Леонардо накинул походный плащ. Джан Батиста облачился в свой и закрыл голову шляпой.
Дверь распахнулась в ночь. Из открытого проёма оглушительно пахнуло травой, землёй, мокрой черепицей и почему-то дымом. Выглянув, Леонардо заметил толпу людей с факелами, торопливо идущих вниз по улице, по направлению к его жилищу.
-Ваши знакомые? -поинтересовался Джан Батиста.
-Не те знакомые, с которыми я хотел бы разводить долгие прощания, -ответил Леонардо. Не стоило приглядываться слишком внимательно, чтобы различить в свете факелов традиционные одеяния еврейских ростовщиков чьё терпение, по-видимому, окончательно лопнуло именно сегодня.
-Отсюда есть другой путь?
-Да, за мной! – поторопил Леонардо шагая в ночную темноту. -Попытаемся отвязаться от них в нижнем городе. В конце концов это ведь просто ростовщики. Они обнаружат пустую мастерскую и быть может даже не погонятся за нами дальше.
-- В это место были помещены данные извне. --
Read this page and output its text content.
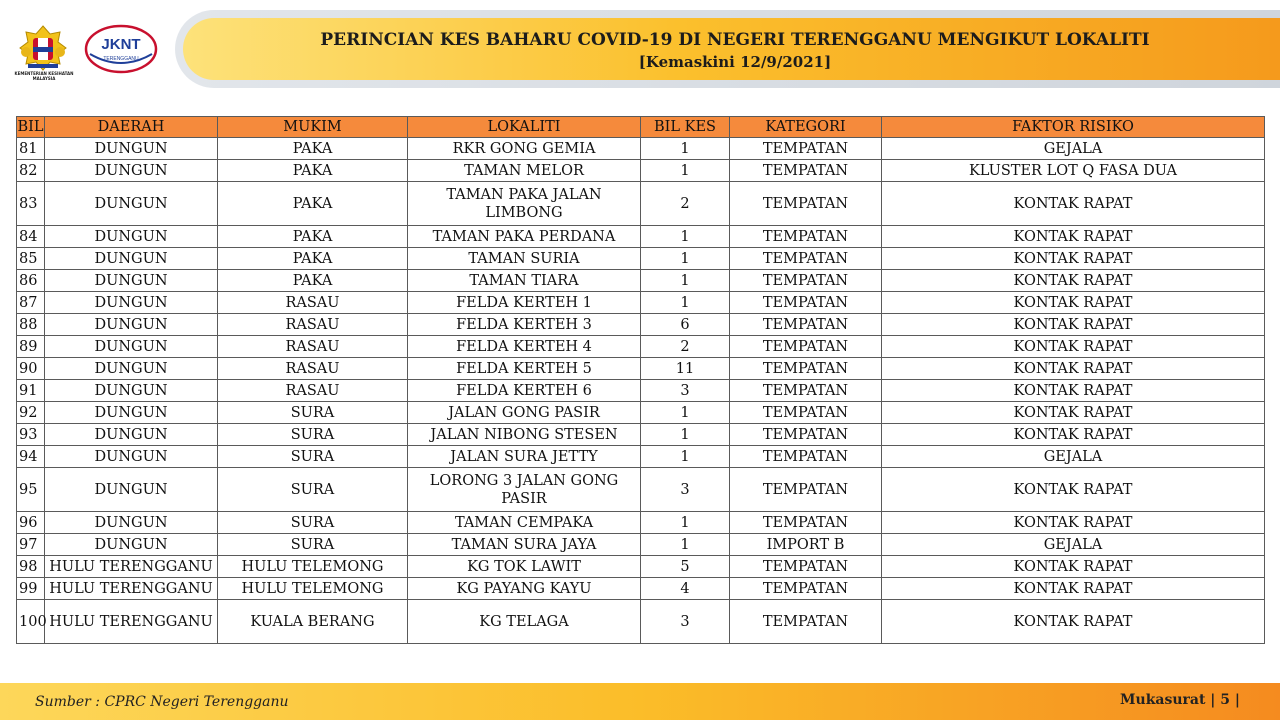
PERINCIAN KES BAHARU COVID-19 DI NEGERI TERENGGANU MENGIKUT LOKALITI
[Kemaskini 12/9/2021]
KEMENTERIAN KESIHATAN MALAYSIA
JKNT
TERENGGANU
BIL	DAERAH	MUKIM	LOKALITI	BIL KES	KATEGORI	FAKTOR RISIKO
81	DUNGUN	PAKA	RKR GONG GEMIA	1	TEMPATAN	GEJALA
82	DUNGUN	PAKA	TAMAN MELOR	1	TEMPATAN	KLUSTER LOT Q FASA DUA
83	DUNGUN	PAKA	TAMAN PAKA JALAN LIMBONG	2	TEMPATAN	KONTAK RAPAT
84	DUNGUN	PAKA	TAMAN PAKA PERDANA	1	TEMPATAN	KONTAK RAPAT
85	DUNGUN	PAKA	TAMAN SURIA	1	TEMPATAN	KONTAK RAPAT
86	DUNGUN	PAKA	TAMAN TIARA	1	TEMPATAN	KONTAK RAPAT
87	DUNGUN	RASAU	FELDA KERTEH 1	1	TEMPATAN	KONTAK RAPAT
88	DUNGUN	RASAU	FELDA KERTEH 3	6	TEMPATAN	KONTAK RAPAT
89	DUNGUN	RASAU	FELDA KERTEH 4	2	TEMPATAN	KONTAK RAPAT
90	DUNGUN	RASAU	FELDA KERTEH 5	11	TEMPATAN	KONTAK RAPAT
91	DUNGUN	RASAU	FELDA KERTEH 6	3	TEMPATAN	KONTAK RAPAT
92	DUNGUN	SURA	JALAN GONG PASIR	1	TEMPATAN	KONTAK RAPAT
93	DUNGUN	SURA	JALAN NIBONG STESEN	1	TEMPATAN	KONTAK RAPAT
94	DUNGUN	SURA	JALAN SURA JETTY	1	TEMPATAN	GEJALA
95	DUNGUN	SURA	LORONG 3 JALAN GONG PASIR	3	TEMPATAN	KONTAK RAPAT
96	DUNGUN	SURA	TAMAN CEMPAKA	1	TEMPATAN	KONTAK RAPAT
97	DUNGUN	SURA	TAMAN SURA JAYA	1	IMPORT B	GEJALA
98	HULU TERENGGANU	HULU TELEMONG	KG TOK LAWIT	5	TEMPATAN	KONTAK RAPAT
99	HULU TERENGGANU	HULU TELEMONG	KG PAYANG KAYU	4	TEMPATAN	KONTAK RAPAT
100	HULU TERENGGANU	KUALA BERANG	KG TELAGA	3	TEMPATAN	KONTAK RAPAT
Sumber : CPRC Negeri Terengganu	Mukasurat | 5 |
-Простые ростовщики? -переспросил Джан Батиста. -Может быть и так, но не слишком рассчитывайте на это.
-Кто это может быть ещё? -удивился Леонардо.
-Ваша персона могла заинтересовать многих… -туманно отозвался Джан Батиста. -Мой государь предупреждал меня о том, что могут возникнуть проблемы.
За разговором они оба торопливо петляли между старых, частично разрушенных, домов. Выглянувшая из-за начавших расходиться туч луна сильно облегчила беглецам их задачу. Но кроме того она помогла и преследователем заметить их. Раздавшиеся сзади крики подтверждали намерение ростовщиков или кем были преследовавшие их люди, загнать и поймать ускользнувшую из-под самого носа добычу – двух человек в закрытых плащах спешащих, уже почти бегущих, по улицам нижнего города, где обычно селились одни бедняки.